I’m sorry but if your qualification is working on the school yearbook, you have no qualifications. Do not pretend otherwise. As a former professional photo manipulator for advertising brochures, I can say that you’re not comparing apples to oranges here - if anything, you’re comparing fruit to farmyard machinery:
- JPEG is a lossy format. It is suitable for web imagery because it sacrifices detail for reduced file sizes, but in doing so it introduces artifacts that weren’t in the original; if you load a JPEG for editing, then save it as a different JPEG, then you’re adding more artifacts formed from those first artifacts. Do this often enough and you end up with a horrid glitchy mess that looks like a puddle’s reflection after a stone’s been thrown in. You’ve seen those memes that have 3 or 4 different “found at” tags along the bottom, that look like fingerpainted copies of the original? That’s why.
- PNG is a lossless format that comes in two primary flavours, PNG-8 and PNG-24, which use 8 and 24 bit colour respectively. 8-bit colour is what you have in GIFs, a limit of just 256 different colours in a predetermined palette, usually automatically chosen by your software when saving. These files will look the same as GIFs, potentially with large patches of solid colour instead of the usual gradual shading seen in 24-bit imagery. This is usually better for small banners or pixel art, as it can yield smaller filesizes than GIF format. (There is an animated version called MNG but it has very little web support, hence the continued use of GIFs.)

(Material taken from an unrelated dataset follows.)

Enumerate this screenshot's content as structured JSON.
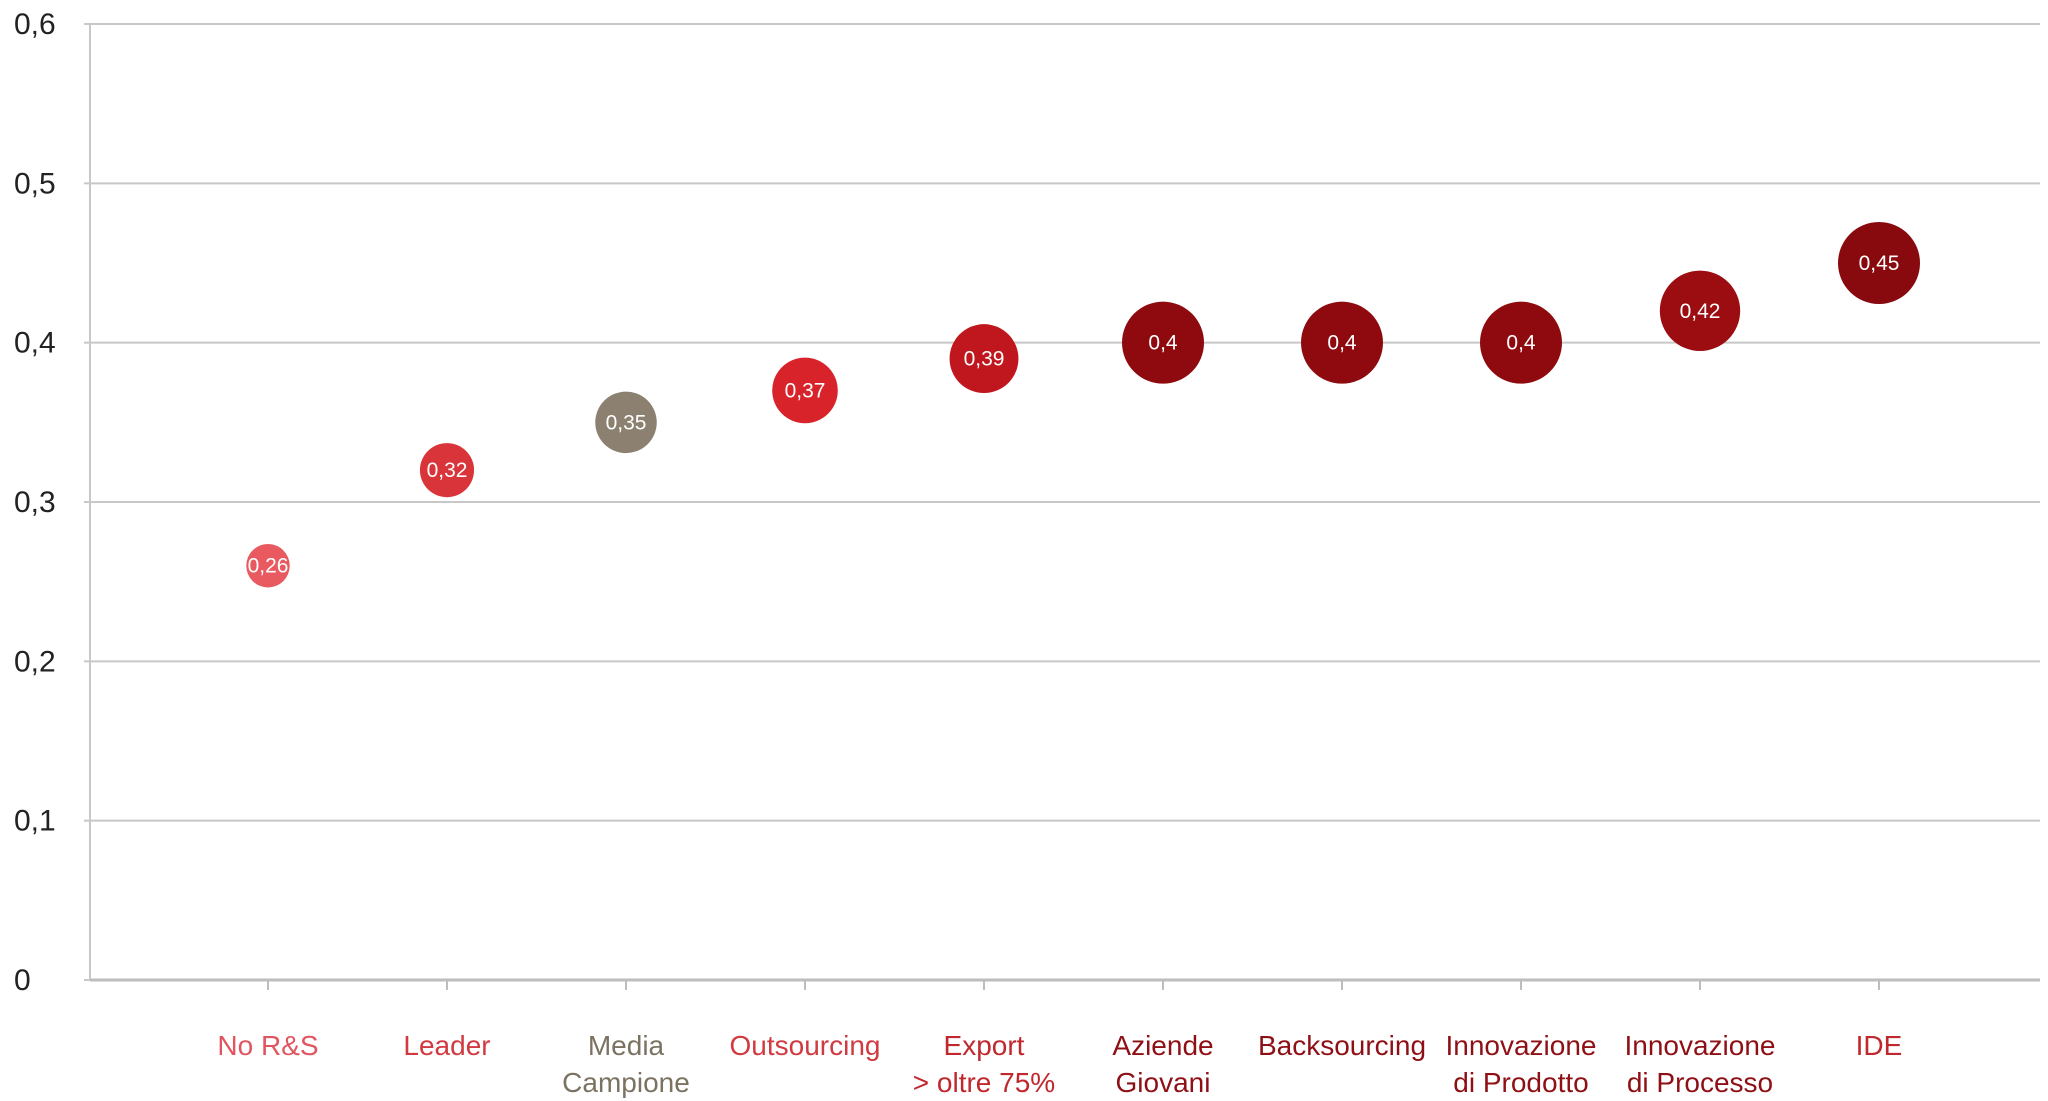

- PNG-24 is great for larger images where detail is as important as colour depth, as well as printable RGB images and (if supported by the client) full colour images with gradient transparencies. It most certainly does not make “the quality of the image pretty shitty,” as it preserves every nuance. File sizes can be smaller than JPEG for small images, or significantly larger for large images.
- PDF is a container file, whatever you put into it will be pretty much preserved as it was, so you gain nothing but lose nothing.
- TIFF is what you need to be using for archival or print-quality imagery. It has support for multiple layers, multiple colour channels (RGB as well as CMYK, which is essential for accurate print rendering), and everything is preserved exactly as it was seen on-screen when being composed. There are compressed versions available, they use similar methods to PNG in order to maintain detail without sacrifice; next to whatever your graphics program uses natively, this is the most interchangeable format available for professional use.
- DPI is important only when used in combination with image dimensions; in and of itself it serves no purpose. If you make a brilliantly detailed 640x480 image & set it to 300dpi, you’ll receive a brilliantly detailed 2 inch x 1.6 inch print. This is great if you want to make a postage stamp, but not if you’re creating an A4 flyer! Determine the image’s dimension then set the DPI accordingly; 72dpi isn’t hideous especially for text-heavy work (it’s ~3 pixels per millimeter), and 150dpi can be suitable for many images. Unless you’re interested in photo realism, 300dpi is usually overkill - for our hypothetical A4 flyer, you’d need a file of 2490x3510 pixels for edge to edge printing, with a correspondingly high memory requirement and filesize even if using a compressed format.
- Keeping the layers intact is utterly unimportant for print work unless you want to use a separated colour print method that requires multiple passes to lay down each ink. If you send a file with all the layers, masks, etc. off for printing you’re liable to get it sent back unactioned, as they won’t want to take responsibility for choosing the wrong elements for printing. Save your work with everything intact, then save a flattened copy especially for printing purposes - this is one of the reasons Save Copy As… is a common option in graphics manipulation software.